Pangkal masalah sebenarnya ada pada sistem pembuangan limbah. Newmont menerapkan pembuangan limbah bawah laut (submarine tailing placement--STP). Menurut Ness, pilihan ini sesuai dengan rujukan amdal dan juga didasarkan pada standar perlindungan lingkungan di Amerika Serikat. Teknologi ini diklaim oleh Newmont sebagai solusi terbaik dan tidak akan mengancam kelestarian sumber daya laut. Sedangkan sistem waduk dinilai rentan karena bisa retak akibat gempa atau meluap jika curah hujan amat tinggi. Selain itu, metode yang baru pertama kali diterapkan di Indonesia ini telah terbukti sukses diterapkan pada 23 pertambangan di 11 negara di dunia.
Metode itu akan menetralisasi (detoksifikasi) zat beracun pada gerusan tailing. Caranya, pH (derajat keasaman) limbah disamakan dengan pH lingkungan tempat pembuangan. Netralisasi dilakukan melalui tiga tangki dengan pengecekan laboratorium berlapis-lapis. Setelah itu, dilakukan penyaluran dengan pipa baja ke laut, di kedalaman tertentu yang dianggap aman. Di Minahasa, pipa itu menjulur sampai 82 meter di bawah permukaan laut.
Hanya, standar lingkungan ini masih dipertanyakan kesahihannya. Proses penyusunan amdalnya dinilai jauh dari akurat karena tidak melibatkan masyarakat. "Dalam dokumen amdal, permukiman nelayan di Pantai Buyat malah digambarkan tak ubahnya gubuk tak berpenghuni," kata Rizwan Lapagu dari Walhi Sul-Ut. Emmy Hafild sendiri berpendapat, metode STP itu hanya sekadar memindahkan persoalan dari daratan ke lautan. Meski demikian, secara fair ia menyimpulkan bahwa dampak lingkungan Newmont jauh lebih kecil dari Freeport. Ia juga menilai upaya Newmont jauh lebih serius. "Tapi bukan berarti dampak itu tidak ada," katanya menegaskan.
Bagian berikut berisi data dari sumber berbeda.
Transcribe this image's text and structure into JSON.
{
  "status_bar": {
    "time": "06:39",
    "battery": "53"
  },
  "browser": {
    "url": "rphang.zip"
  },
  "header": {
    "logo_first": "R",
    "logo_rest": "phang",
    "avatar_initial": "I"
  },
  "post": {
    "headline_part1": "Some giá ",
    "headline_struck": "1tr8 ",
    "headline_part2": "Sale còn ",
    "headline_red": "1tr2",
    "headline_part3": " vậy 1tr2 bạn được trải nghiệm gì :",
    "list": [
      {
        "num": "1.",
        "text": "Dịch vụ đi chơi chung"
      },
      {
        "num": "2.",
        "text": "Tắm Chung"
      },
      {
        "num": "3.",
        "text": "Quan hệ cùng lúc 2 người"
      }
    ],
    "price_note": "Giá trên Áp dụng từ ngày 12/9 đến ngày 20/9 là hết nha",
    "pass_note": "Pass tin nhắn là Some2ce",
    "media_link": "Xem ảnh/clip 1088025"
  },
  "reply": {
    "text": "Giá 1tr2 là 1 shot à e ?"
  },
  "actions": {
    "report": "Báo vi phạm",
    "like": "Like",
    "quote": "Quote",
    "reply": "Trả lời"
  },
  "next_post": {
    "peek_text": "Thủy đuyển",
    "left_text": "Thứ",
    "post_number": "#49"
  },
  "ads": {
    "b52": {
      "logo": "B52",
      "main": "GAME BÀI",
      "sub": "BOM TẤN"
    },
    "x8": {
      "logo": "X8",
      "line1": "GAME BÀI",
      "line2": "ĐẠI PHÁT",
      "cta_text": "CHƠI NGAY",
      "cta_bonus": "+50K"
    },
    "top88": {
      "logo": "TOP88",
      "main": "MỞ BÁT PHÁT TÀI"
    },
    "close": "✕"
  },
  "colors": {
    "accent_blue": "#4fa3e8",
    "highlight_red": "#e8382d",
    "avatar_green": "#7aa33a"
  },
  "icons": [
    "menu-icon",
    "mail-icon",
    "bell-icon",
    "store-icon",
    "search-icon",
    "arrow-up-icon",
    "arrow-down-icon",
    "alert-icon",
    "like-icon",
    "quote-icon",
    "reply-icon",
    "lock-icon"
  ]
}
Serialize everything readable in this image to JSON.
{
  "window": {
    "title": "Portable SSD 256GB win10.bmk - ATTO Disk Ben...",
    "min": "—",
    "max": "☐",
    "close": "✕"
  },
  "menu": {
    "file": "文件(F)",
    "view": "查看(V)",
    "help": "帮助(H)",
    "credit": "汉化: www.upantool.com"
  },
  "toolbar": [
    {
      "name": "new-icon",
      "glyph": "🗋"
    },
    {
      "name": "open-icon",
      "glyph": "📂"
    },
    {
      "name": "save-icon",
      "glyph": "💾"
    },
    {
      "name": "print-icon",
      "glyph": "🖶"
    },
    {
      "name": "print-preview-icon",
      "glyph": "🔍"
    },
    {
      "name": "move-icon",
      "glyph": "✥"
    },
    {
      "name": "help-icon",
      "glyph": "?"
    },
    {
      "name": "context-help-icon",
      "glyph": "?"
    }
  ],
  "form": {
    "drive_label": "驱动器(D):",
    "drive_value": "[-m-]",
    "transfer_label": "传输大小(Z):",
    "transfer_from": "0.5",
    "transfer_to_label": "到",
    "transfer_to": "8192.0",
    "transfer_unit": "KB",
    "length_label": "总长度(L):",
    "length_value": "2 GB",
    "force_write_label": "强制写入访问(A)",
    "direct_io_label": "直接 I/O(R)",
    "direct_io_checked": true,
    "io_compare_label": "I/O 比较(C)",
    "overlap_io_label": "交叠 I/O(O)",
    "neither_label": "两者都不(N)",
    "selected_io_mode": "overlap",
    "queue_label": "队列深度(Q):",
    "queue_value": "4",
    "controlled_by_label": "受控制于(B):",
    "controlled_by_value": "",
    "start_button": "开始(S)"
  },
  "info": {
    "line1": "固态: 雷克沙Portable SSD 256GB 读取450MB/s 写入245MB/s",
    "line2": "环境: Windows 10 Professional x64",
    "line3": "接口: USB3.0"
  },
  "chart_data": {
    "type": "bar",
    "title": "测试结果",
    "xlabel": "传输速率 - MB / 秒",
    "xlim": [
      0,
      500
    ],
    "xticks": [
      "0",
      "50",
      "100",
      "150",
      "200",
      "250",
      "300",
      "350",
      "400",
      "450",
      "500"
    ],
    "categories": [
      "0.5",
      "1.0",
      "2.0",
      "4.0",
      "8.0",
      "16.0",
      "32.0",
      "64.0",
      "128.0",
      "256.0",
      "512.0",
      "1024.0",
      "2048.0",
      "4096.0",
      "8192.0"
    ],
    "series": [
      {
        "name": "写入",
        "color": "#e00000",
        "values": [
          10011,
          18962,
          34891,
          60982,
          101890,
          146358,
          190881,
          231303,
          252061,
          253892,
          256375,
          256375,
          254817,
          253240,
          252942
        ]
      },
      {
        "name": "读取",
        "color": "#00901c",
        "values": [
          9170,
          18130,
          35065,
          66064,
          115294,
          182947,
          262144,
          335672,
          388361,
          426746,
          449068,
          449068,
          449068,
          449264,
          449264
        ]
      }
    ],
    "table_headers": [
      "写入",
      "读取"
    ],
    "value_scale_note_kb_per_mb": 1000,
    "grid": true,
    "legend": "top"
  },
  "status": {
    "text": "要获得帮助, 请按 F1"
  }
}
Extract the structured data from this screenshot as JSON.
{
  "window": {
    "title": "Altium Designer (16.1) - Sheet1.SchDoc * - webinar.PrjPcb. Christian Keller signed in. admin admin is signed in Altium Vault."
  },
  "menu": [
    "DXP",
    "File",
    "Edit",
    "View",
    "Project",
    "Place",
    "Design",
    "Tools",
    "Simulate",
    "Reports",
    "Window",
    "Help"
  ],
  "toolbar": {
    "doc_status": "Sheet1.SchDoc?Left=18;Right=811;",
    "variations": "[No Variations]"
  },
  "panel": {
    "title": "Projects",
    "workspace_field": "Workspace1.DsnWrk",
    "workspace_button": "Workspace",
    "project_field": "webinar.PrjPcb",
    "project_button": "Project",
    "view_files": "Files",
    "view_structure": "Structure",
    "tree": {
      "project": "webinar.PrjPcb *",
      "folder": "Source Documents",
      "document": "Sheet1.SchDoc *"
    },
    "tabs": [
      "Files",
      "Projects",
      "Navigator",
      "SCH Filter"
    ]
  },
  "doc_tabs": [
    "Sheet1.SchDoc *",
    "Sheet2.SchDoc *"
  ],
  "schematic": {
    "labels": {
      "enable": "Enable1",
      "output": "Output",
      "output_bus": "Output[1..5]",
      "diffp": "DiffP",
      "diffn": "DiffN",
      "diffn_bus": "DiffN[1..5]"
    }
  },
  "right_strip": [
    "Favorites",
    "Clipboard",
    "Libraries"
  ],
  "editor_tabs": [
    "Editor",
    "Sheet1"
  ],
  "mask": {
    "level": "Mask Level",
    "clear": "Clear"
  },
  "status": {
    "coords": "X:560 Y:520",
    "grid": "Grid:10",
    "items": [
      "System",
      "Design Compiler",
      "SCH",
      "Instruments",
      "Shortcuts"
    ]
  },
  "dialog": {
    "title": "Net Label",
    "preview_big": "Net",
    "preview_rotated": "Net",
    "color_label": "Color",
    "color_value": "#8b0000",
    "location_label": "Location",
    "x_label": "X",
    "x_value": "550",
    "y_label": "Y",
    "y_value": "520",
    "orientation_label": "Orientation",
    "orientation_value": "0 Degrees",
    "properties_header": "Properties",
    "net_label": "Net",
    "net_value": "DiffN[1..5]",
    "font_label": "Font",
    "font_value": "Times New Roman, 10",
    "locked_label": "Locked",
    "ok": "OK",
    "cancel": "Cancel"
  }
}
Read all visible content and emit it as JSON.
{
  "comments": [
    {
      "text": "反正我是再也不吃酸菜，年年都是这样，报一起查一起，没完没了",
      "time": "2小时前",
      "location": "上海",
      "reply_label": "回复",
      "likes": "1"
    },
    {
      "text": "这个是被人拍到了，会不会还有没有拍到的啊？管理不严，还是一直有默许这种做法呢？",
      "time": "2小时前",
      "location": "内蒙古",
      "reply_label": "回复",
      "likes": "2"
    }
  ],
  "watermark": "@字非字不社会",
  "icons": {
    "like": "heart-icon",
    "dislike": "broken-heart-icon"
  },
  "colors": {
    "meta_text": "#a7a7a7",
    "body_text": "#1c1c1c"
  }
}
Pemilihan metode pembuangan limbah memang dilematis. Model pembuangan ke darat bukan berarti lebih manjur. "Terus terang, kami belum bisa memberikan alternatif terbaik," katanya mengakui. Sebagai langkah sementara, ia mendesak Newmont agar memilih tempat yang lebih dalam, 200 meter di bawah permukaan laut, dengan jarak lebih jauh, sekitar 11 kilometer. Solusi terbaik, menurut Emmy lagi, adalah mengembalikan tailing ke lubang galian semula. Tapi metode ini makan waktu bertahun-tahun dan biayanya luar biasa mahal sehingga tak akan dilakukan oleh pertambangan mana pun. "Memang, itu tidak mungkin," kata Emmy, "karena sama saja dengan menambang kembali." Agar pencemaran separah Freeport tidak terulang, Newmont seyogianya membuang limbah secara benar. Jika ikan-ikan mati, tentu penyebabnya harus ditelusuri. Dan jika warga setempat memprotes, jangan mereka dimusuhi atau diadu domba. Pokoknya, jangan mau untungnya saja.
Karaniya Dharmasaputra, Dewi Rina Cahyani (Jakarta), Verrianto Madjowa (Manado), Supriyanto Khafid (Mataram)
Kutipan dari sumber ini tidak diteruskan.